Waiting Periods: The Most Common Blind Spot
Waiting periods remain the single largest contributor to claim rejection. Policyholders often focus on sum insured and premium amounts, while overlooking waiting period clauses buried in policy wordings.
Every policyholder should clearly understand:
- Which diseases are subject to waiting periods
- When the waiting period begins and ends
- Whether portability or continuity benefits apply
Without this clarity, filing a claim prematurely almost guarantees rejection.
Pre-Authorisation: Your First Line of Defence
For planned hospitalisations try to go to the network hospital, pre-authorisation is one of the most effective tools to avoid claim disputes. It allows insurers to assess:
- Medical necessity
- Room eligibility
- Treatment coverage
A pre-authorisation approval provides early clarity and reduces post-discharge surprises. Even in emergencies, insurers or TPAs must be informed at the earliest to initiate the cashless process.
If going to Non-network hospital, inform your insurer. Ensure that the hospital is not blacklisted to avoid rejection.
Documentation and Communication: Small Gaps, Big Impact
Many claims fail not because they are invalid, but because they are poorly documented or inadequately followed up.
Policyholders should maintain:
- Discharge summaries
- Prescriptions
- Diagnostic reports
- Doctor’s notes
- Itemised bills
Equally important is responding promptly to insurer queries. Silence or delay is often interpreted as non-cooperation, which weakens the claim.
Timelines Matter: The 30-Day Rule
Most health insurance policies require claim documents to be submitted within 30 days of discharge.

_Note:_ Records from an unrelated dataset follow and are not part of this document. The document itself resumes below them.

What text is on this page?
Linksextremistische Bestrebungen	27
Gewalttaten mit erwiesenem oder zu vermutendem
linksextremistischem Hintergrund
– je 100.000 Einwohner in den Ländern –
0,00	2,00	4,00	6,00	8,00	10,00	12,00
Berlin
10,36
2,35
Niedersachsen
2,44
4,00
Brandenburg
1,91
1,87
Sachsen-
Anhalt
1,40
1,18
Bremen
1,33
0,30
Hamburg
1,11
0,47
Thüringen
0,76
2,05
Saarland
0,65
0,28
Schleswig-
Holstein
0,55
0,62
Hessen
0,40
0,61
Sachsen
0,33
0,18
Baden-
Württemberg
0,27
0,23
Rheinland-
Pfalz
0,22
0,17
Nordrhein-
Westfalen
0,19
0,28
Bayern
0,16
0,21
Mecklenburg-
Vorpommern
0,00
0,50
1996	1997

Missing this deadline—especially in reimbursement claims—can result in outright rejection.
A simple checklist and basic record-keeping can prevent such avoidable losses.
Fraudulent Claims: A Necessary Caveat
While most rejections arise from procedural lapses, it is important to acknowledge that fraudulent claims damage the entire insurance ecosystem. Insurers are empowered to deny claims where fraud, fabrication of documents, or deliberate misrepresentation is established.
Policyholders must understand that insurance operates on trust—and misuse leads to stricter scrutiny for everyone.
The Way Forward
The FY24 data highlights the urgent need for:
- Better policyholder education
- Simpler policy wordings
- Clearer communication during claims
- Stronger grievance redressal mechanisms
While regulatory oversight has improved, awareness remains the most powerful tool for consumers.
Health insurance cannot be treated as a passive purchase. Reading the policy, asking questions, and maintaining records may seem burdensome—but these steps can make the difference between approval and rejection.
As healthcare costs continue to rise, safeguarding one’s health insurance claim is no longer optional. It is essential.